There are national efforts to restrict and reduce non-essential uses of PFAS.
The Australian Government’s National Industrial Chemicals Notification and Assessment Scheme (NICNAS) continues to review the use of PFAS in Australia and regularly provides updates to its alerts regarding these chemicals.
For information regarding the effects of PFAS on human health, please refer to the Commonwealth Department of Health website.
PFAS have been found in groundwater, surface water and soils in many urban and rural areas due to their wide-spread use in everyday household items and their persistence in the environment. PFAS have been used extensively across Australia. In north-east Victoria, Defence bases, fire training facilities and manufacturing industries regularly used PFAS in the past.
The Department of Defence has recently released results of a national review into PFAS on, and in the vicinity of, some of its bases around Australia including locally at Bandiana.
Find the report here
The Department of Defence has set up a PFAS hotline on 1800 365 414, where people can receive the latest information about environmental investigations.
The Corporation conducts routine risk-based sampling and testing for PFAS in areas where there has been historic or probable use of the compounds. These areas include Wodonga, Wangaratta, Yarrawonga and Wahgunyah.
Testing is conducted on drinking water and waste water supplies. All samples are collected and tested by an independent NATA-accredited laboratory.
In Victoria, the Department of Health and Human Services administers the safe drinking water regulatory framework and adopts the Australian Drinking Water Guidelines. Under the Australian Drinking Water Guidelines for the sum of perfluorooctane sulfonate (PFOS) and perfluorohexane sulphonate (PFHxS), the health guideline value is 0.07µg/L and for perfluorooctanoic acid (PFOA) the health guideline value is 0.56 µg/L. These guideline values are designed to be protective over a lifetime.
North East Water’s sampling program has shown no levels of concern. Sampling results for PFAS have been well below the Australian Drinking Water Guidelines (ADWG).
View sampling results
The drinking water supplied by North East Water meets the requirements of the Safe Drinking Water Act 2003 and is safe to drink.
North East Water has an extensive ‘catchment to tap’ water quality monitoring program in place.

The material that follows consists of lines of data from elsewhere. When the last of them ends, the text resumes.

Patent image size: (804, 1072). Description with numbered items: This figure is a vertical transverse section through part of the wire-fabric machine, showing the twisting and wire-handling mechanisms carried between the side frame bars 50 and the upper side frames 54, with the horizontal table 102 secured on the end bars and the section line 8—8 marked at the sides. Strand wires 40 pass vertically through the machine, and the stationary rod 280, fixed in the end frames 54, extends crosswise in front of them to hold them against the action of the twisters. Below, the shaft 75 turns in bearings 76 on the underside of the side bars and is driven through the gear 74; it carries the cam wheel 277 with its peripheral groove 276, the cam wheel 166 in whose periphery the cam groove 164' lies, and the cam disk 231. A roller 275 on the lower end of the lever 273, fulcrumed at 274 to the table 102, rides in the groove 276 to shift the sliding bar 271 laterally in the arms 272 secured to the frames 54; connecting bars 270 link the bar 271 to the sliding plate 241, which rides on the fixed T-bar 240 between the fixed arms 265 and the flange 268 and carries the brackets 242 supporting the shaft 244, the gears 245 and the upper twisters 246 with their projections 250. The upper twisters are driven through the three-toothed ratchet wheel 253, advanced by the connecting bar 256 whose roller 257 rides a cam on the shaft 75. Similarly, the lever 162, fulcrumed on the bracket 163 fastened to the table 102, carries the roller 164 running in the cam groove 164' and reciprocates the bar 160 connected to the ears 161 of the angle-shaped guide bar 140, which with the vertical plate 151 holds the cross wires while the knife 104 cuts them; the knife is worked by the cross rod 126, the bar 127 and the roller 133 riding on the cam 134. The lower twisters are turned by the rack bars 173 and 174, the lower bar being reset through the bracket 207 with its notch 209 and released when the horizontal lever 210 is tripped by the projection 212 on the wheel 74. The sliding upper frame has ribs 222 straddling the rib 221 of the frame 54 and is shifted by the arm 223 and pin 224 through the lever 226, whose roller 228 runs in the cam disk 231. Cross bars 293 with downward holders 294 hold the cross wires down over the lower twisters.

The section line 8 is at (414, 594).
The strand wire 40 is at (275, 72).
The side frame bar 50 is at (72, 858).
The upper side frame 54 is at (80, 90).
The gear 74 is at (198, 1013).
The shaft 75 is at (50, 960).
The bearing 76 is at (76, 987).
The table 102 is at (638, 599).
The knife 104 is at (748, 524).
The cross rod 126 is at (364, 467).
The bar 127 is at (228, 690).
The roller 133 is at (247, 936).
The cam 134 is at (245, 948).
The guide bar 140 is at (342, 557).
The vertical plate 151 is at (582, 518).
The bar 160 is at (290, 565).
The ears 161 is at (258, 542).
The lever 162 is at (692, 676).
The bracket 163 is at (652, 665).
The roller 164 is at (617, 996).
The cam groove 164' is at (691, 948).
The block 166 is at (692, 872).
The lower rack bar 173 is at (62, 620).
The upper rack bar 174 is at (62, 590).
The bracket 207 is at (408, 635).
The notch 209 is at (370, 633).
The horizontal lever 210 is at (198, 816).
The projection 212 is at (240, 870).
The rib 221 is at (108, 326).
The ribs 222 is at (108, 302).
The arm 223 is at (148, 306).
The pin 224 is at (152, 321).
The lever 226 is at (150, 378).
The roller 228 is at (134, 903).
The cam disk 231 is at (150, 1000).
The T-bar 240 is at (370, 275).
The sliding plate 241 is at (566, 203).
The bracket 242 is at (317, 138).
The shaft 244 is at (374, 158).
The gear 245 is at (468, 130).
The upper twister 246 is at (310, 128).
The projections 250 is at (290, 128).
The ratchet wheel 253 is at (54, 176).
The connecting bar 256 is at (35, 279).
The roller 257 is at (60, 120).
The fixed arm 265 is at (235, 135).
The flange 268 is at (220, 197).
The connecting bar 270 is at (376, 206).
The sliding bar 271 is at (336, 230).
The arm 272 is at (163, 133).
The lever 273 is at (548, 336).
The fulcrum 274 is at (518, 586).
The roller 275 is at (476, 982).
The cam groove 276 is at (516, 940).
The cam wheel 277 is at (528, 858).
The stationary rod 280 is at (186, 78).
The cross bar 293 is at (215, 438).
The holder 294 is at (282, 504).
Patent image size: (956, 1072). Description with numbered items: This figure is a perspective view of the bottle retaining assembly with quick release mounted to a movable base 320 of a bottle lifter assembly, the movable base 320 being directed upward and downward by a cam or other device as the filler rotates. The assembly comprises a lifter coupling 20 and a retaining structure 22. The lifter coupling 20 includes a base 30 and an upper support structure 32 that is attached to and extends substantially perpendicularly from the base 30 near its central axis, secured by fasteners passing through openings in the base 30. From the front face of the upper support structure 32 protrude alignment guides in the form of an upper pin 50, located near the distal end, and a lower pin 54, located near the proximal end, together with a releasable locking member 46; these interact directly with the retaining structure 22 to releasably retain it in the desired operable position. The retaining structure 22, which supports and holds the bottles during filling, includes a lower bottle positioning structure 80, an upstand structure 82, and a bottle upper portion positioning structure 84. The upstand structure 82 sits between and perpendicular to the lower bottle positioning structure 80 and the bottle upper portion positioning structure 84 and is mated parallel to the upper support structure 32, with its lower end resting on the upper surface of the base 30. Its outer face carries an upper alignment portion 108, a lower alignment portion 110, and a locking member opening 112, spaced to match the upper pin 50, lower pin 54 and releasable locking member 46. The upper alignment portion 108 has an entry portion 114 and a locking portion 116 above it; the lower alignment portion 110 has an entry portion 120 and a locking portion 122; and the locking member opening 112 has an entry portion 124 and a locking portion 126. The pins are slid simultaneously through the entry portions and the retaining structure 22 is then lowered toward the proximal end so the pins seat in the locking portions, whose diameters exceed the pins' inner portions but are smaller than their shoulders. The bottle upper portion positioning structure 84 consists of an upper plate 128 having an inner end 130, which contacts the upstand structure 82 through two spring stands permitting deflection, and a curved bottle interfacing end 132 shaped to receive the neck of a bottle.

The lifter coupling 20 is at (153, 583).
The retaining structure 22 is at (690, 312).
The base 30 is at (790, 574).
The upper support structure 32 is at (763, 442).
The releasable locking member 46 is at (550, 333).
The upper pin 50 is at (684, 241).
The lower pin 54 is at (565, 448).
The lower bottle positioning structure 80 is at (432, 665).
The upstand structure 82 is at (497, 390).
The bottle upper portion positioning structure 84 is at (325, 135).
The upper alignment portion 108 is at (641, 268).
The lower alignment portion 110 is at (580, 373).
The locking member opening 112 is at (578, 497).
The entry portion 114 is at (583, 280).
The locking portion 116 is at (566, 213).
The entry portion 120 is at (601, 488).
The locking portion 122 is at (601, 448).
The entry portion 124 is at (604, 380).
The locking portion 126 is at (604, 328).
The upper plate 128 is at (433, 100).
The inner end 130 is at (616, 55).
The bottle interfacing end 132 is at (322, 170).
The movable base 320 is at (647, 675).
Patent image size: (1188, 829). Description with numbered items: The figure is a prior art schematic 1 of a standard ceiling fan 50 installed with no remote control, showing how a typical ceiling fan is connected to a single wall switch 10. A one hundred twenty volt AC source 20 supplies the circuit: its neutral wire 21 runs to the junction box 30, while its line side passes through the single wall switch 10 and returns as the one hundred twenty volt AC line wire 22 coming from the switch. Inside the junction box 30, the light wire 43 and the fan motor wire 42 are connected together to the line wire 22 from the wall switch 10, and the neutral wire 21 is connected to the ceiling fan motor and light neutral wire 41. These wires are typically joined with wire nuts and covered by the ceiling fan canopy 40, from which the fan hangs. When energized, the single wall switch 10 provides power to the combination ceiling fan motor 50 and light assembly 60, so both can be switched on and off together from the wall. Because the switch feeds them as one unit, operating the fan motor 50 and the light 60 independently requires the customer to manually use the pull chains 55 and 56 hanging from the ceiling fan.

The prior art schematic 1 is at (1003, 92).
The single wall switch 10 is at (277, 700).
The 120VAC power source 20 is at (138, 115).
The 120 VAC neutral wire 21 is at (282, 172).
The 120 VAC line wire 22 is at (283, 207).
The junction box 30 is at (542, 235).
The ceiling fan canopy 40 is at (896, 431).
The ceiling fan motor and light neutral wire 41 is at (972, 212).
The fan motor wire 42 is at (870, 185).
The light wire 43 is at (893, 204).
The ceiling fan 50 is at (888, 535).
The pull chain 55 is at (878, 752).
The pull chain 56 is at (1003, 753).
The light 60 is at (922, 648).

As part of this program source water and treated water are routinely sampled at select locations and analysed for PFAS compounds. To date, there have been no levels of concern, or any PFAS present are below the level of detection.
Routine testing shows PFAS is not a risk to local drinking water supplies; however if levels were detected over the Australian Drinking Water Guidelines, treatment options are available to remove the compounds.